Keywords

1 Introduction

Accuracy in effort estimation is an essential factor for planning software projects to avoid budget overruns and delayed dates of delivery; otherwise, often results in poor software quality [8, 9]. Scrum does not provide a unique estimation technique; however, the most used is Planning Poker, which is a light-weight technique for estimating the size of user stories (A User story is an Independent, Negotiable, Valuable, Estimable, Small, Testable requirement), with face-to-face interaction and discussions [4, 6, 9].

Planning poker has many benefits; however, this method is not always efficient because the result is always based on the observation of an expert and his/her experience.
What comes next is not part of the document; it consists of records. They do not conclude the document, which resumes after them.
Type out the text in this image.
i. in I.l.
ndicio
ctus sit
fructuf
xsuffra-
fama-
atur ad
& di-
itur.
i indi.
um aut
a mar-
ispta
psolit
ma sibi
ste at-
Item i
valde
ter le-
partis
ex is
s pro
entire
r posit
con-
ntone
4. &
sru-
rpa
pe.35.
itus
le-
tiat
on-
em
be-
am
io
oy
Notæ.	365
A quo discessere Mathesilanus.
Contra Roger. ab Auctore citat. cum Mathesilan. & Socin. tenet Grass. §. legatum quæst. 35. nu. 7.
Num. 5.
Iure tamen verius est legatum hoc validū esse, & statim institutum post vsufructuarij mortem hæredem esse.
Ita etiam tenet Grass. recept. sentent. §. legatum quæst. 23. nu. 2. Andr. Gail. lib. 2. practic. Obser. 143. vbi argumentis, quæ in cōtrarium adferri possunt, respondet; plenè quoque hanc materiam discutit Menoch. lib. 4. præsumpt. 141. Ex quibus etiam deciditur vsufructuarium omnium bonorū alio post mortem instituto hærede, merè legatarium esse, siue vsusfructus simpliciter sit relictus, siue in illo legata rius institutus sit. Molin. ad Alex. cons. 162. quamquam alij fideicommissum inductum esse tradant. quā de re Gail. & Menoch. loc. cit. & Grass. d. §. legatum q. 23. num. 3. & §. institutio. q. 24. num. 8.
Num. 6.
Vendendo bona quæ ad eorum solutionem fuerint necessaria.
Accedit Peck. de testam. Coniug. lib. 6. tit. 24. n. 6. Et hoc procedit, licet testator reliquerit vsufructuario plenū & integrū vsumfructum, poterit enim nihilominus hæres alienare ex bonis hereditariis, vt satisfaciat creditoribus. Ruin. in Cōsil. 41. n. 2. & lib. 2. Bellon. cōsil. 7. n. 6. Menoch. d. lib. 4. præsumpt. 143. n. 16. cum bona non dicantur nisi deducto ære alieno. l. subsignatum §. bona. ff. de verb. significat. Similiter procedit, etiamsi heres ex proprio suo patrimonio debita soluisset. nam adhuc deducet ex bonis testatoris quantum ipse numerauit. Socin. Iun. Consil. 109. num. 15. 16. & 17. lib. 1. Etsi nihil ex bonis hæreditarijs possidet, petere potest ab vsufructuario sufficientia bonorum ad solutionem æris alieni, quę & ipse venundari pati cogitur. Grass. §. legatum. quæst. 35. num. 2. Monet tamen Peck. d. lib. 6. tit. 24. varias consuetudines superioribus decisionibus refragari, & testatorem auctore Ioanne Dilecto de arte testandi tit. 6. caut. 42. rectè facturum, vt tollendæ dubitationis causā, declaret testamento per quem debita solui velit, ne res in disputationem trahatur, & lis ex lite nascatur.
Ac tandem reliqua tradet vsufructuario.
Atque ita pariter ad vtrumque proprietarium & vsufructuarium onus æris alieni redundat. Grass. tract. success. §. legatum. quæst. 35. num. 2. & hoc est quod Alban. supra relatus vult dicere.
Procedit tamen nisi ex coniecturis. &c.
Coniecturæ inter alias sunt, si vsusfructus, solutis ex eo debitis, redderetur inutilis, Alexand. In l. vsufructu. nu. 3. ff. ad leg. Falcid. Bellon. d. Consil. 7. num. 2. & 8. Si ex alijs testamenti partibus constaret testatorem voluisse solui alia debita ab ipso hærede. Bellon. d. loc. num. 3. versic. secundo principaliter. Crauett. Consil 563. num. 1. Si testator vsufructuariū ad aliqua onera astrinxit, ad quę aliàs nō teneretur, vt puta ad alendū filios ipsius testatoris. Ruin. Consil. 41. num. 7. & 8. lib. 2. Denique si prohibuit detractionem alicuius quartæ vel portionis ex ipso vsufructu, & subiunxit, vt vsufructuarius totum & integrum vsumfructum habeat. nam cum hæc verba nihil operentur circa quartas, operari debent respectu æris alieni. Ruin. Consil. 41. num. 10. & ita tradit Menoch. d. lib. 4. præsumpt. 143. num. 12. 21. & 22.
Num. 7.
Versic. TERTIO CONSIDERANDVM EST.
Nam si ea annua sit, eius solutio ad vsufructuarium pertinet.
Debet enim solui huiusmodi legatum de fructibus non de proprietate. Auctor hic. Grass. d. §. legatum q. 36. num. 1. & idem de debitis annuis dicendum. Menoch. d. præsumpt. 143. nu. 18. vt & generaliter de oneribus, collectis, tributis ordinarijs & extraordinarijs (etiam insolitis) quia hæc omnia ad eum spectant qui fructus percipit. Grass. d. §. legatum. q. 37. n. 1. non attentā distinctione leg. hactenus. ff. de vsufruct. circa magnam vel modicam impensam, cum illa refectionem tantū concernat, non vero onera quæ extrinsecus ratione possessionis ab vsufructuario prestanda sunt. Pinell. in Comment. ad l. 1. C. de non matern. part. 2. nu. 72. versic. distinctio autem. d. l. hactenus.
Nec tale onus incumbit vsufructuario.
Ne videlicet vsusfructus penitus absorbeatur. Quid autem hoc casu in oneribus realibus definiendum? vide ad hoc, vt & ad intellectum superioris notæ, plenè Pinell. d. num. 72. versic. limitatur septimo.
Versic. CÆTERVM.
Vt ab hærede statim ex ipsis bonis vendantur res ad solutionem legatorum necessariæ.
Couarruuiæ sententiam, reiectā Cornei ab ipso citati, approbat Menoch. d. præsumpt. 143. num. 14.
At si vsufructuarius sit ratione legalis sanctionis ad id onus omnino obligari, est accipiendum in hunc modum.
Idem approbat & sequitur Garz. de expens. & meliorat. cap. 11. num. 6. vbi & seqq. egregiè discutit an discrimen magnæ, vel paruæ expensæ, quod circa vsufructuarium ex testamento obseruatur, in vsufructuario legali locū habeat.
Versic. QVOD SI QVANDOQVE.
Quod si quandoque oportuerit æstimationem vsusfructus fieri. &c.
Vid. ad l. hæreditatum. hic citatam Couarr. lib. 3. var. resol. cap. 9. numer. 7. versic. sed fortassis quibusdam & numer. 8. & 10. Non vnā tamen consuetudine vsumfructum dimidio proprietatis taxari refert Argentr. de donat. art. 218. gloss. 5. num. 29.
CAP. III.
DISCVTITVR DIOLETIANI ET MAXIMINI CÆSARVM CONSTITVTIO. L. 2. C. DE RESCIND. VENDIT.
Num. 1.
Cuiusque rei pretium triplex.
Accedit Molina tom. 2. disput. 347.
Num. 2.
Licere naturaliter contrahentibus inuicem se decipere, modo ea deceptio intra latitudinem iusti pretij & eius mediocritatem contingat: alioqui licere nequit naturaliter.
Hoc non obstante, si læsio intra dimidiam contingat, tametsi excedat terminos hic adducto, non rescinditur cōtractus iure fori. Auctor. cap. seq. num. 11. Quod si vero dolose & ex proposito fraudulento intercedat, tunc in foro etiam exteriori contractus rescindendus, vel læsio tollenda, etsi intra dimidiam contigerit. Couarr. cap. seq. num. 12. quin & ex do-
The story-points are a relative value and cannot be easily related to the time duration [4, 8, 9]. Moreover, the team member decision is unclear, by taking into account only the complexity in general. It is necessary to break down this variable into its elements, in order to clearly establish how developers chose the decision.

Different works have faced this problem [6, 9, 13] in different ways and having good results, but without considering the uncertainty introduced by person’s subjectivity. A good theory for handling the uncertainty is that proposed by Bayesian Networks (BN). A BN expresses the causal relationship between random variables of a domain of knowledge [11]. Throughout a BN, we can show relationships between different variables [12]. With these capabilities, knowledge and experience of people and experts can be represented in a BN. Proposals have been presented to deal this problem using BN, but these are still models [3] or they consider another different approach from ours [14].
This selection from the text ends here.